GROWING IN GRACE
By now, we’ve all seen clips of the ongoing struggles plaguing Baltimore, Maryland following the tragic death and funeral of Freddie Gray. 24-hour news coverage has a way of emotionally wearing viewers out, and maybe that’s why we in South Georgia probably feel a little of the strain of the civil unrest.
Rather than exhausting us more by offering some sort of trite reasons for one “side” or the other, I want to instead point us to one of the many rays of hope that has emerged from the rubble of Baltimore – the sort of stuff cable news won’t focus our attention on.
On Monday morning I saw a video of coverage from a local news station where they followed an outbreak of church happening on the streets of Baltimore. It seems more tha 100 clergy banded together and decided to march in the middle of rioting in order to offer some sort of witness to God’s presence in the midst of civil unrest. For 10+ minutes I watched as this news team followed from a helicopter camera the clergy marching and singing through the streets of Baltimore. Viewers had a chance to see them come to a major intersection and, when seeing a wall of police on the next block, stop to pray before proceeding to march right up to the police as a sign of peace. The clip ended after 10 minutes with the clergy turning the other way and leading the police to another location so they could respond to other needs.
Watching these powerful moments unfold as a local news team covered them made me think: What could such courageous actions on the part of clergy in Baltimore teach the church in other places?
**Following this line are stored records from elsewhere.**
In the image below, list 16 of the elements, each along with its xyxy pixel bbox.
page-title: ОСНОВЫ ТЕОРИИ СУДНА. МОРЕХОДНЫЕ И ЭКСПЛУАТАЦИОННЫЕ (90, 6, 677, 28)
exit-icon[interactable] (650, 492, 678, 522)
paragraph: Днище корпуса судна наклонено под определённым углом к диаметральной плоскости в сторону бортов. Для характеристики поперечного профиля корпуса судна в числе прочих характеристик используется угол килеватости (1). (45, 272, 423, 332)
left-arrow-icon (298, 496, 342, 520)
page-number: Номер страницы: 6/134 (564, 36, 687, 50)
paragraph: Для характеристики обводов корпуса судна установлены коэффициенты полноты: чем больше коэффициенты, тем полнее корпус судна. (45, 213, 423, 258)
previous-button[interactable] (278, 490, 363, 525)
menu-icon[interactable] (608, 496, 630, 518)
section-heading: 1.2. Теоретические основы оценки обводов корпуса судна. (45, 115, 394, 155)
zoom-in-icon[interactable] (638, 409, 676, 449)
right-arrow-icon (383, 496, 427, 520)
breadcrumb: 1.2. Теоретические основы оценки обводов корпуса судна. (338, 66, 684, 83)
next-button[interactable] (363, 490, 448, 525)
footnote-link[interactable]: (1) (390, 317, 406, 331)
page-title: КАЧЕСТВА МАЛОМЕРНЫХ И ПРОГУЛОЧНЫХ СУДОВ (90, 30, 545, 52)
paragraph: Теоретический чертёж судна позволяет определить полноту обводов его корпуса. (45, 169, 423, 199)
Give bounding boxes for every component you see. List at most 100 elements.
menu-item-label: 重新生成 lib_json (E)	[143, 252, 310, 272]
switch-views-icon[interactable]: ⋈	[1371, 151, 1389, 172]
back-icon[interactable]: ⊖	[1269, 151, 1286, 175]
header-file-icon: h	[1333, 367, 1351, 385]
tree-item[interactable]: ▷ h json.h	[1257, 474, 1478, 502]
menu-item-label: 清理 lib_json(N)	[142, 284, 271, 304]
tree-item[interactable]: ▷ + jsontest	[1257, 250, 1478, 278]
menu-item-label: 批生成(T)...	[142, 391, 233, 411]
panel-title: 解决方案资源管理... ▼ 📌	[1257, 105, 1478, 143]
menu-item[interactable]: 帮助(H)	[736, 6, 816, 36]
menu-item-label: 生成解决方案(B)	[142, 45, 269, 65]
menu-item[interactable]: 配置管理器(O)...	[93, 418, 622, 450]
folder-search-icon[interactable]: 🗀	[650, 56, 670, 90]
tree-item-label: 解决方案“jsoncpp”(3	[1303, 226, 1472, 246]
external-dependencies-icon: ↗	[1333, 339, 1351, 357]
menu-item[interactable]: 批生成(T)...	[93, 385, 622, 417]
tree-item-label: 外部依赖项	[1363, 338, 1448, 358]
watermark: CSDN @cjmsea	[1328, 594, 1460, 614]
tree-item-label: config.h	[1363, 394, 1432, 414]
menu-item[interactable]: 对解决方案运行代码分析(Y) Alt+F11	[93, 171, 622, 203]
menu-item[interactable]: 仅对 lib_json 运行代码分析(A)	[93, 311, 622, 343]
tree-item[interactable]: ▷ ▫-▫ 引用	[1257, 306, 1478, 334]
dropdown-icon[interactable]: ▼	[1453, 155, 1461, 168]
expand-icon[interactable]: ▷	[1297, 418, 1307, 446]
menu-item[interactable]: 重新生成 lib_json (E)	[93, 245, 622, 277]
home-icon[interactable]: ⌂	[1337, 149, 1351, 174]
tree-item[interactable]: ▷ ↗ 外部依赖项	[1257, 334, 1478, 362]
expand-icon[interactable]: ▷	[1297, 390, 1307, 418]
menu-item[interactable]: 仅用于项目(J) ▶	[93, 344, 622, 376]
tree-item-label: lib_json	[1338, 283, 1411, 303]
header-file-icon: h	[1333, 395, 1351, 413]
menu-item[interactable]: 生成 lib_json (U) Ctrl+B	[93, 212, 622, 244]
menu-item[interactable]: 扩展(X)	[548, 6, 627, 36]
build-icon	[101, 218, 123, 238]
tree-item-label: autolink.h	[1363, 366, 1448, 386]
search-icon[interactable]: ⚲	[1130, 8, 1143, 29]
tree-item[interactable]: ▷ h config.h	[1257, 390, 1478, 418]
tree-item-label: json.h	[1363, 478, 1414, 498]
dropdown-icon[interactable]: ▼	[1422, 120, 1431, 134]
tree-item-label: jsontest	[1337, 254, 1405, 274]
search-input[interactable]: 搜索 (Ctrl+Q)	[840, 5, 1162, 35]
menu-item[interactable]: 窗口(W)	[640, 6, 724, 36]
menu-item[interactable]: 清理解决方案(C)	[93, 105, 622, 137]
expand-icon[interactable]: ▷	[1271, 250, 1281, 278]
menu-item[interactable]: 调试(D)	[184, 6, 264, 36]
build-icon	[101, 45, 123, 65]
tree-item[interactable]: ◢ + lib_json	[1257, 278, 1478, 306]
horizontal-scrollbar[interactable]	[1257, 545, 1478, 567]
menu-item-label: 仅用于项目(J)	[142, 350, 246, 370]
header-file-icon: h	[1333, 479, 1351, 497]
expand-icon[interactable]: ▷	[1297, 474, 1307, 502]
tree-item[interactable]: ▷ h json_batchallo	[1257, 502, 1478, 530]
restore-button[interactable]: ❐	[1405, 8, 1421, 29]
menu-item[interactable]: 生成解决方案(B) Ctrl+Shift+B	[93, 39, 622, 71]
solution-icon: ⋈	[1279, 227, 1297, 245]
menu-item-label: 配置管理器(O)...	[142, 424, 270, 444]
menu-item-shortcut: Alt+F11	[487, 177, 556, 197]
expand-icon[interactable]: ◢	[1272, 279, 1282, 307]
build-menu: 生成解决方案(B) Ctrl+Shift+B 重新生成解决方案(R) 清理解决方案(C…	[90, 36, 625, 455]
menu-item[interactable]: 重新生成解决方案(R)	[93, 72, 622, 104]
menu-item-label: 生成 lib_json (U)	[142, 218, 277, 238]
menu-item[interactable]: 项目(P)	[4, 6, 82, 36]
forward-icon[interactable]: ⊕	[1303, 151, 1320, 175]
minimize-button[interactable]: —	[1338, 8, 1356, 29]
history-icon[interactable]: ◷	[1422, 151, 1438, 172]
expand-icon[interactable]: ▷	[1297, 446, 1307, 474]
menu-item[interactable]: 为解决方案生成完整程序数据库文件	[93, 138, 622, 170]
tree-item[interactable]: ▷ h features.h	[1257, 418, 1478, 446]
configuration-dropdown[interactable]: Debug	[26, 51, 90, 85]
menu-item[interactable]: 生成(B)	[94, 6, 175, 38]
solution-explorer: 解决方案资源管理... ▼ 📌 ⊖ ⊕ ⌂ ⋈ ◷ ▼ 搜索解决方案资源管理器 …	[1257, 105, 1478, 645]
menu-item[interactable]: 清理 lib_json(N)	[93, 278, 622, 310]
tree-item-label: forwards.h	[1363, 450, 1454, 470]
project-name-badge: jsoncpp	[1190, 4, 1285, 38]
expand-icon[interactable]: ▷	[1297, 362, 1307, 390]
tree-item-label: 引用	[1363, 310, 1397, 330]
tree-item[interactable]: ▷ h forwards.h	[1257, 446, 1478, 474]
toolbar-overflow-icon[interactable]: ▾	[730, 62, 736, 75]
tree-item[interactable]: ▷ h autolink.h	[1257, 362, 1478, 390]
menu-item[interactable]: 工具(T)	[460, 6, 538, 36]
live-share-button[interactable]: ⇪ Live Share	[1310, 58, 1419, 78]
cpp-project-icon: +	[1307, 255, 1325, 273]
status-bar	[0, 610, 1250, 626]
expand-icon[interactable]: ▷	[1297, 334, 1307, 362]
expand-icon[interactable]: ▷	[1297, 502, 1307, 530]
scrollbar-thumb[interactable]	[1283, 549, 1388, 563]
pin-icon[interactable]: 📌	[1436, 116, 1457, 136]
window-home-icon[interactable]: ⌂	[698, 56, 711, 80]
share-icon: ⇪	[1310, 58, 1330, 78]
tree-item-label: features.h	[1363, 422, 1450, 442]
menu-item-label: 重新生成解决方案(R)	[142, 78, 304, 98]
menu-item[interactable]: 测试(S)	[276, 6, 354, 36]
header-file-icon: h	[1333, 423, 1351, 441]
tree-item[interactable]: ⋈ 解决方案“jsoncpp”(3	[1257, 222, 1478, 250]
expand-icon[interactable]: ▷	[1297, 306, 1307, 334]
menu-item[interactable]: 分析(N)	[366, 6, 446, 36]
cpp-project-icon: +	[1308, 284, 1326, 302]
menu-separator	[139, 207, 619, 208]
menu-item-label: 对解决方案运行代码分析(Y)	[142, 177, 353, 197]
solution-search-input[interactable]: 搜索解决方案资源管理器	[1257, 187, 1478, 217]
There’s a lot of political and social baggage at play as we continue to watch the unfolding events in Baltimore. And I wouldn’t dare begin to try to explain or sort through it all. However we should all remember that God is calling us, wherever we are, to be a people of peace who give voice to God’s justice of abundant kingdom living for all of God’s children – protesters ... police officers ... everyone. So I thank God for the clergy of Baltimore who stood up and let their prayers be voiced with their lips as well as their feet as they marched for peace and reconciliation. They bore witness to what it truly looks like when disciples, with God’s help, seek to transform the world.